16. With respect to any and all Released Claims against Released Parties, the parties stipulate and agree that, upon the date when this Settlement becomes Final, the Plaintiff and HealthSouth shall have waived and relinquished, and all other parties whose claims are being released shall be deemed to have waived and relinquished, to the fullest extent permitted by law, the provisions, rights and benefits of Section 1542 of the California Civil Code, which provides:
A general release does not extend to claims which the creditor does not know or suspect to exist in his or her favor at the time of executing the release, which if known by him or her must have materially affected his settlement with the debtor.

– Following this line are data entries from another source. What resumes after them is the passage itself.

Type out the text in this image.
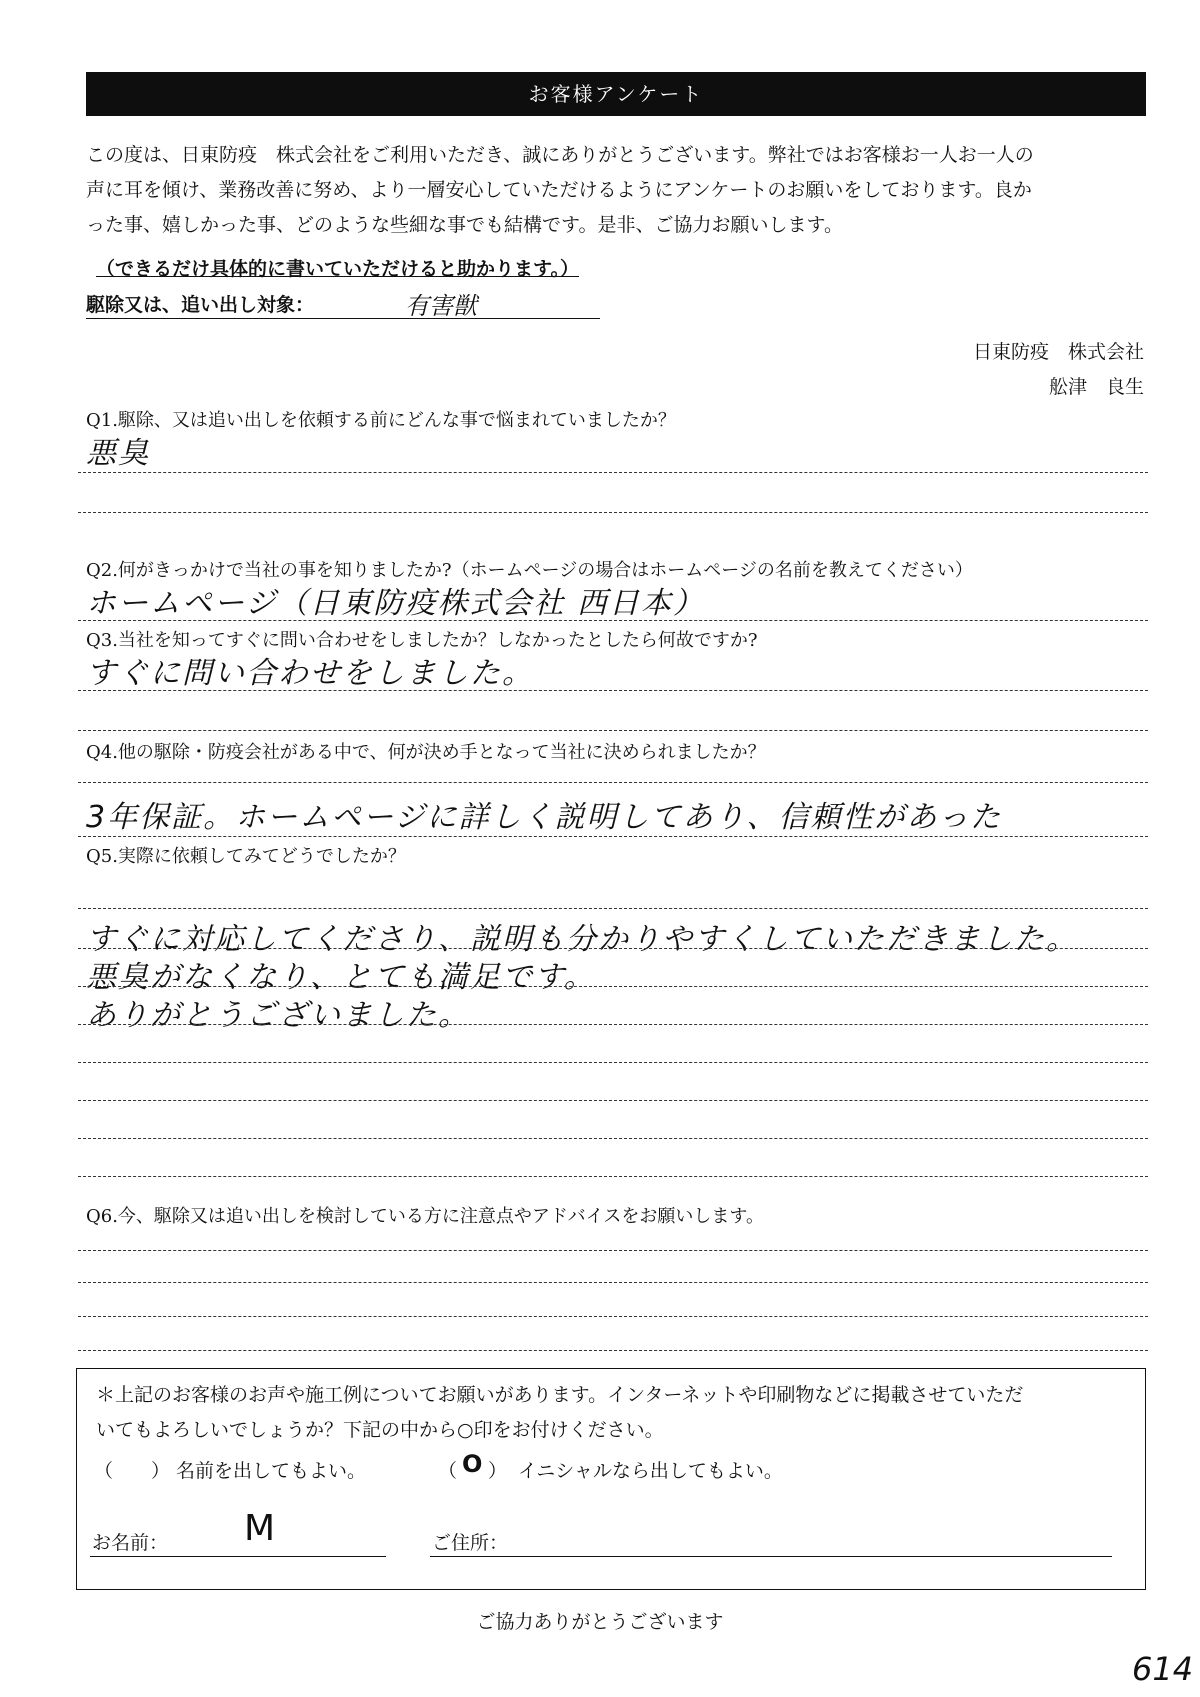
お客様アンケート

この度は、日東防疫　株式会社をご利用いただき、誠にありがとうございます。弊社ではお客様お一人お一人の

声に耳を傾け、業務改善に努め、より一層安心していただけるようにアンケートのお願いをしております。良か

った事、嬉しかった事、どのような些細な事でも結構です。是非、ご協力お願いします。

（できるだけ具体的に書いていただけると助かります。）
駆除又は、追い出し対象：	有害獣
日東防疫　株式会社
舩津　良生
Q1.駆除、又は追い出しを依頼する前にどんな事で悩まれていましたか？
悪臭
Q2.何がきっかけで当社の事を知りましたか?（ホームページの場合はホームページの名前を教えてください）
ホームページ（日東防疫株式会社 西日本）
Q3.当社を知ってすぐに問い合わせをしましたか？しなかったとしたら何故ですか?
すぐに問い合わせをしました。
Q4.他の駆除・防疫会社がある中で、何が決め手となって当社に決められましたか？
3年保証。ホームページに詳しく説明してあり、信頼性があった
Q5.実際に依頼してみてどうでしたか？
すぐに対応してくださり、説明も分かりやすくしていただきました。
悪臭がなくなり、とても満足です。
ありがとうございました。
Q6.今、駆除又は追い出しを検討している方に注意点やアドバイスをお願いします。

＊上記のお客様のお声や施工例についてお願いがあります。インターネットや印刷物などに掲載させていただ

いてもよろしいでしょうか？下記の中から○印をお付けください。

（　　） 名前を出してもよい。	（ O ） イニシャルなら出してもよい。
お名前： M	ご住所：
ご協力ありがとうございます
614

Also, with respect to any and all Released Claims against Released Parties, Plaintiff and HealthSouth shall have waived and relinquished, and all other parties whose claims are being released shall be deemed to have waived and relinquished, to the fullest extent permitted by law, any and all provisions, rights, and benefits conferred by the law of any state or territory of the United States or any other jurisdiction, or principle of common law, which is similar, comparable or equivalent to Cal. Civ. Code § 1542.
17. The Court has reviewed the Settlement Agreement and Stipulation Regarding Fees and has found that it is fair and reasonable as to all Parties. Counsel for the Plaintiff is awarded attorneys’ fees in the amount of Twenty-Five Million Dollars ($25,000,000) and reimbursement of expenses in the amount of One Million, Two Hundred Thirty-Nine Thousand, Three Hundred Seventy-Five Dollars and Ninety-Three Cents ($1,239,375.93), which sums the Court finds to be fair and reasonable, to be paid in accordance with the terms of the Stipulation.
18. Without affecting the finality of this Order and Partial Final Judgment in any way, this Court reserves exclusive jurisdiction over all matters relating to the administration and consummation of the Settlement.
19. Pursuant to A.R.C.P., Rule 54(b), this Court hereby certifies that there is no just reason for delay and expressly directs entry of final judgment forthwith as per the above.
DONE and ORDERED this 13th day of January, 2009.